The Seven Storey Mountain

The Seven Storey Mountain

1948 • 429 pages

Ratings6

Average rating3.3

15

You could say this was my Lenten reading this year, though I didn't plan it to be. I had read it many years ago and it didn't make a very big impression on me, except that I remember feeling that Merton was a stern, sad person who had had what sounded like a deprived childhood. I'm not sure why I picked it up again.The first 100 pages or so I struggled through. Merton wrote beautifully about the interesting characters of his childhood and the landscapes he remembered, but would then suddenly condemn a whole group of people as heretics without explanation, or condemn himself for holding Protestant beliefs as a child. I wished he could tell the story of his childhood without the moralizing.
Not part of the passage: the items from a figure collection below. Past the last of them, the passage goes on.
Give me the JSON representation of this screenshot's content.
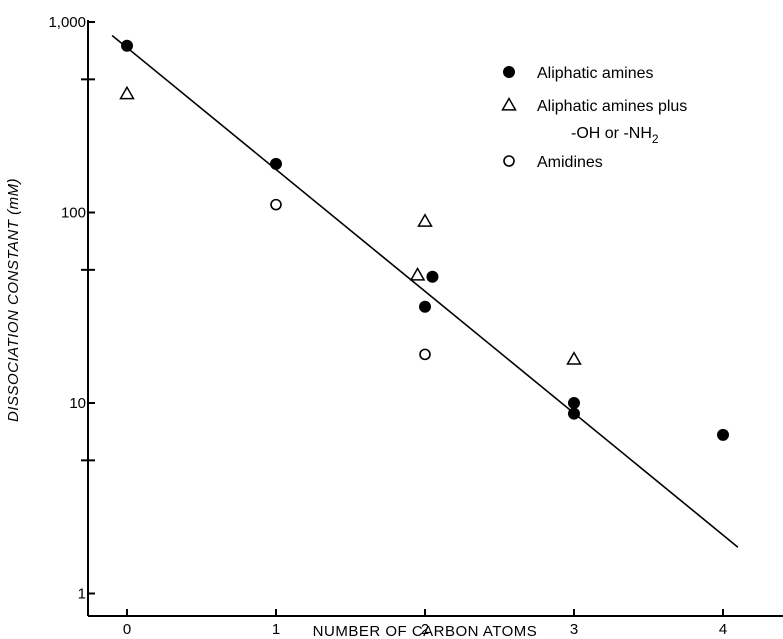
{
  "chart_data": {
    "type": "scatter",
    "xlabel": "NUMBER OF CARBON ATOMS",
    "ylabel": "DISSOCIATION CONSTANT (mM)",
    "y_scale": "log",
    "xlim": [
      -0.3,
      4.5
    ],
    "ylim": [
      1,
      1000
    ],
    "x_ticks": [
      0,
      1,
      2,
      3,
      4
    ],
    "x_tick_labels": [
      "0",
      "1",
      "2",
      "3",
      "4"
    ],
    "y_ticks": [
      1,
      10,
      100,
      1000
    ],
    "y_tick_labels": [
      "1",
      "10",
      "100",
      "1,000"
    ],
    "y_minor_ticks": [
      5,
      50,
      500
    ],
    "series": [
      {
        "name": "Aliphatic amines",
        "marker": "filled-circle",
        "points": [
          {
            "x": 0,
            "y": 750
          },
          {
            "x": 1,
            "y": 180
          },
          {
            "x": 2,
            "y": 32
          },
          {
            "x": 2.05,
            "y": 46
          },
          {
            "x": 3,
            "y": 10
          },
          {
            "x": 3,
            "y": 8.8
          },
          {
            "x": 4,
            "y": 6.8
          }
        ]
      },
      {
        "name": "Aliphatic amines plus",
        "name_line2": "-OH or -NH",
        "name_subscript": "2",
        "marker": "open-triangle",
        "points": [
          {
            "x": 0,
            "y": 420
          },
          {
            "x": 2,
            "y": 90
          },
          {
            "x": 1.95,
            "y": 47
          },
          {
            "x": 3,
            "y": 17
          }
        ]
      },
      {
        "name": "Amidines",
        "marker": "open-circle",
        "points": [
          {
            "x": 1,
            "y": 110
          },
          {
            "x": 2,
            "y": 18
          }
        ]
      }
    ],
    "fit_line": {
      "x": [
        -0.1,
        4.1
      ],
      "y": [
        850,
        1.75
      ]
    },
    "legend_position": "top-right",
    "grid": false
  }
}
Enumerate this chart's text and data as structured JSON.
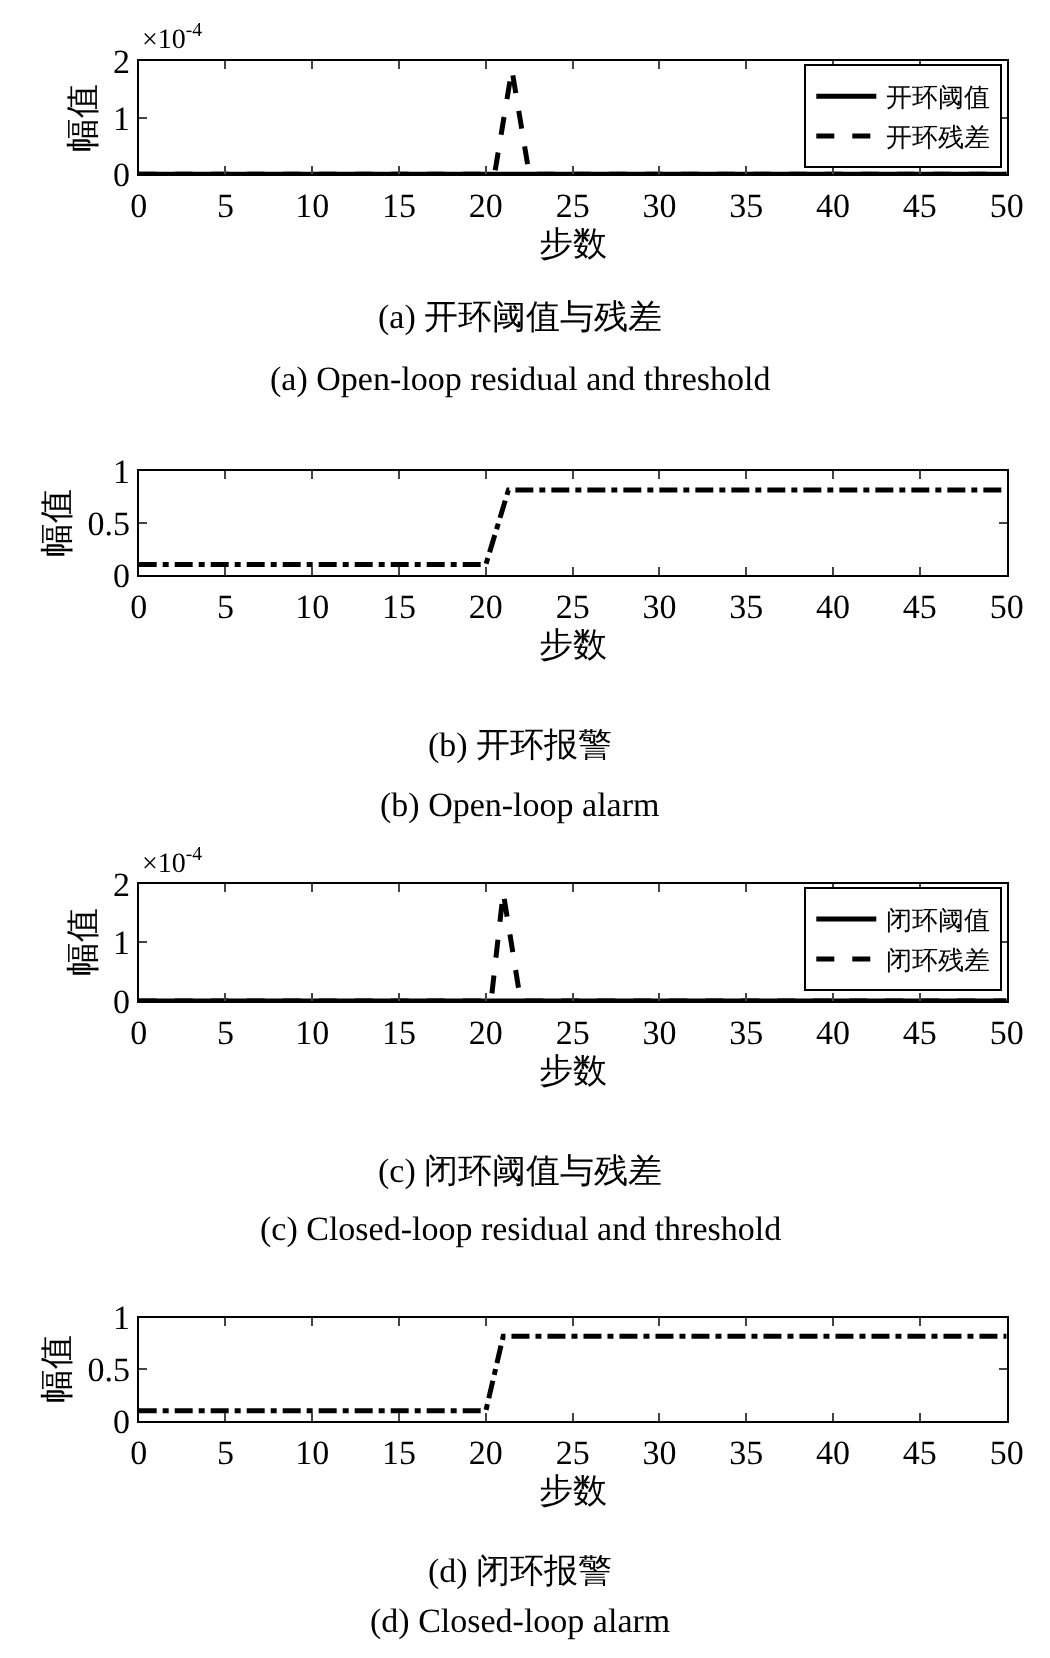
{
  "chart_data": [
    {
      "type": "line",
      "title": "(a) 开环阈值与残差",
      "subtitle": "(a) Open-loop residual and threshold",
      "xlabel": "步数",
      "ylabel": "幅值",
      "annotations": [
        "×10$^{-4}$"
      ],
      "series": [
        {
          "name": "开环阈值",
          "color": "#000000",
          "line_style": "solid",
          "x": [
            0,
            50
          ],
          "values": [
            0,
            0
          ]
        },
        {
          "name": "开环残差",
          "color": "#000000",
          "line_style": "dashed",
          "x": [
            0,
            20.5,
            21.5,
            22.5,
            50
          ],
          "values": [
            0,
            0,
            1.85,
            0,
            0
          ]
        }
      ],
      "xlim": [
        0,
        50
      ],
      "xticks": [
        0,
        5,
        10,
        15,
        20,
        25,
        30,
        35,
        40,
        45,
        50
      ],
      "ylim": [
        0,
        2
      ],
      "yticks": [
        0,
        1,
        2
      ],
      "legend": "top right",
      "marker": "none"
    },
    {
      "type": "line",
      "title": "(b) 开环报警",
      "subtitle": "(b) Open-loop alarm",
      "xlabel": "步数",
      "ylabel": "幅值",
      "series": [
        {
          "color": "#000000",
          "line_style": "dashdot",
          "x": [
            0,
            20,
            21.3,
            50
          ],
          "values": [
            0.1,
            0.1,
            0.82,
            0.82
          ]
        }
      ],
      "xlim": [
        0,
        50
      ],
      "xticks": [
        0,
        5,
        10,
        15,
        20,
        25,
        30,
        35,
        40,
        45,
        50
      ],
      "ylim": [
        0,
        1
      ],
      "yticks": [
        0,
        0.5,
        1
      ],
      "marker": "none"
    },
    {
      "type": "line",
      "title": "(c) 闭环阈值与残差",
      "subtitle": "(c) Closed-loop residual and threshold",
      "xlabel": "步数",
      "ylabel": "幅值",
      "annotations": [
        "×10$^{-4}$"
      ],
      "series": [
        {
          "name": "闭环阈值",
          "color": "#000000",
          "line_style": "solid",
          "x": [
            0,
            50
          ],
          "values": [
            0,
            0
          ]
        },
        {
          "name": "闭环残差",
          "color": "#000000",
          "line_style": "dashed",
          "x": [
            0,
            20.3,
            21,
            22,
            50
          ],
          "values": [
            0,
            0,
            1.85,
            0,
            0
          ]
        }
      ],
      "xlim": [
        0,
        50
      ],
      "xticks": [
        0,
        5,
        10,
        15,
        20,
        25,
        30,
        35,
        40,
        45,
        50
      ],
      "ylim": [
        0,
        2
      ],
      "yticks": [
        0,
        1,
        2
      ],
      "legend": "top right",
      "marker": "none"
    },
    {
      "type": "line",
      "title": "(d) 闭环报警",
      "subtitle": "(d) Closed-loop alarm",
      "xlabel": "步数",
      "ylabel": "幅值",
      "series": [
        {
          "color": "#000000",
          "line_style": "dashdot",
          "x": [
            0,
            20,
            21,
            50
          ],
          "values": [
            0.1,
            0.1,
            0.82,
            0.82
          ]
        }
      ],
      "xlim": [
        0,
        50
      ],
      "xticks": [
        0,
        5,
        10,
        15,
        20,
        25,
        30,
        35,
        40,
        45,
        50
      ],
      "ylim": [
        0,
        1
      ],
      "yticks": [
        0,
        0.5,
        1
      ],
      "marker": "none"
    }
  ]
}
As the book progressed, though, the moralizing stopped, the story remained, and although I have little in common with Merton apart from being an adult convert to Christianity, I could understand him better and appreciate his story. It also helped to remind myself that he was all of 33 when he wrote The Seven Storey Mountain, and had many years left to learn to have mercy for himself and others. What I think is really wonderful about this book is that he allows the reader to see the whole process, internal and external, of his conversion, with all his uncertainty, doubts and mis-steps. By the end of the book, I found myself rejoicing with him that he had found his home at last.